Comparison with Proprietary Models: CUDA Agent outperformed the strongest proprietary models (Claude Opus 4.5, Gemini 3 Pro) by approximately 40% on the hardest Level-3 setting.
Pass Rate: Achieved a 98.8% pass rate (correctness), significantly higher than the 66–95% range of other models.
Ablation Studies: Confirmed that removing the agent loop, robust reward design, RFT, or Value Pretraining leads to significant performance drops or training collapse.

5. Significance

Beyond Syntax: This work demonstrates that LLMs can move beyond syntactic code generation to become active, hardware-aware system optimizers capable of discovering non-trivial optimization strategies (e.g., operator fusion, memory layout changes) that static compilers miss.
Competing with Compilers: It establishes that learned agentic policies can consistently outperform static compiler heuristics (torch.compile), particularly in complex scenarios involving operator sequences and fusion.

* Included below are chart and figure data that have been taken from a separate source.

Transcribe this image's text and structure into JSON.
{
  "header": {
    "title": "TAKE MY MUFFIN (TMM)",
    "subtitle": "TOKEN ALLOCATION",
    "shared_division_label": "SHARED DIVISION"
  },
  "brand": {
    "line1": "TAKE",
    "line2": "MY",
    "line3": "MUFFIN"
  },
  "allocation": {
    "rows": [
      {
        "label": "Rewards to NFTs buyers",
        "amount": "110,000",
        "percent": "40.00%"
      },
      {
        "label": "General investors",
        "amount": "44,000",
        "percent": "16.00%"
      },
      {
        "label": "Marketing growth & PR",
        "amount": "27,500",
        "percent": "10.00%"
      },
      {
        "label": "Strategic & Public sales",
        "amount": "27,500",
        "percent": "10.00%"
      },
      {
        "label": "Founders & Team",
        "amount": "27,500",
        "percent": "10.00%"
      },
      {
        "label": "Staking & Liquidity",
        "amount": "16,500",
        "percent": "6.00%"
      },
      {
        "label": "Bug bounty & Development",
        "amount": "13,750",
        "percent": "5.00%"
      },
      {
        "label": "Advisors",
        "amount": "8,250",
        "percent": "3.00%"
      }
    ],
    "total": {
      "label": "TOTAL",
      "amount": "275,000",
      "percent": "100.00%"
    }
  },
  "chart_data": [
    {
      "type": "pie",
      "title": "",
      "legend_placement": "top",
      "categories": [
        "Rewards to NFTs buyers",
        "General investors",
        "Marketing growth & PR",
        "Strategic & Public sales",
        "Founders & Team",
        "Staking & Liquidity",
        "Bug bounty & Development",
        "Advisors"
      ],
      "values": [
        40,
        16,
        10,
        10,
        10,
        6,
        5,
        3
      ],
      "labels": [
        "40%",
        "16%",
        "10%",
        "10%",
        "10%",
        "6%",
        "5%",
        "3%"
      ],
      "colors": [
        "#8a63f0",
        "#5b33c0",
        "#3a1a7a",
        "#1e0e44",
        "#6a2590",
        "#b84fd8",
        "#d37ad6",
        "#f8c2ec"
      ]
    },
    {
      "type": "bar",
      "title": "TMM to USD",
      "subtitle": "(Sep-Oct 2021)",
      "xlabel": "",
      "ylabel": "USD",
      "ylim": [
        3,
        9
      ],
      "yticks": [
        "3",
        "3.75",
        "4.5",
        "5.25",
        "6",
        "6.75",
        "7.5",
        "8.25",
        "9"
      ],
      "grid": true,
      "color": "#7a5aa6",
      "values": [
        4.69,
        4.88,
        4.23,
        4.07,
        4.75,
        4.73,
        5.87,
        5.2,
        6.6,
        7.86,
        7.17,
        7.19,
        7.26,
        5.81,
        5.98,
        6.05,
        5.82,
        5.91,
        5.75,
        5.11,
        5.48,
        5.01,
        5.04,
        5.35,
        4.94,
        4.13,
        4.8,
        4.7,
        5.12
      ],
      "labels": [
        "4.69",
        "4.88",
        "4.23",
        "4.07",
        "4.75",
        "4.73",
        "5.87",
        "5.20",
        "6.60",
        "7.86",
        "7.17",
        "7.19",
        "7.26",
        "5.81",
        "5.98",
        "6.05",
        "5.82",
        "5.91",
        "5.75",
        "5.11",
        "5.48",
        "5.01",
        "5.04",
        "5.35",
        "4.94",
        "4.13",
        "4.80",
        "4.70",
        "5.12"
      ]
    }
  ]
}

Scalable RL for Code: The paper provides a blueprint for training large-scale agentic RL systems on specialized, high-stakes domains, solving the stability issues typically associated with long-horizon, multi-turn code generation tasks.
Future of GPU Development: By automating the generation of high-performance kernels, CUDA Agent opens a path toward reducing the reliance on scarce human hardware experts for performance-critical software development in the AI ecosystem.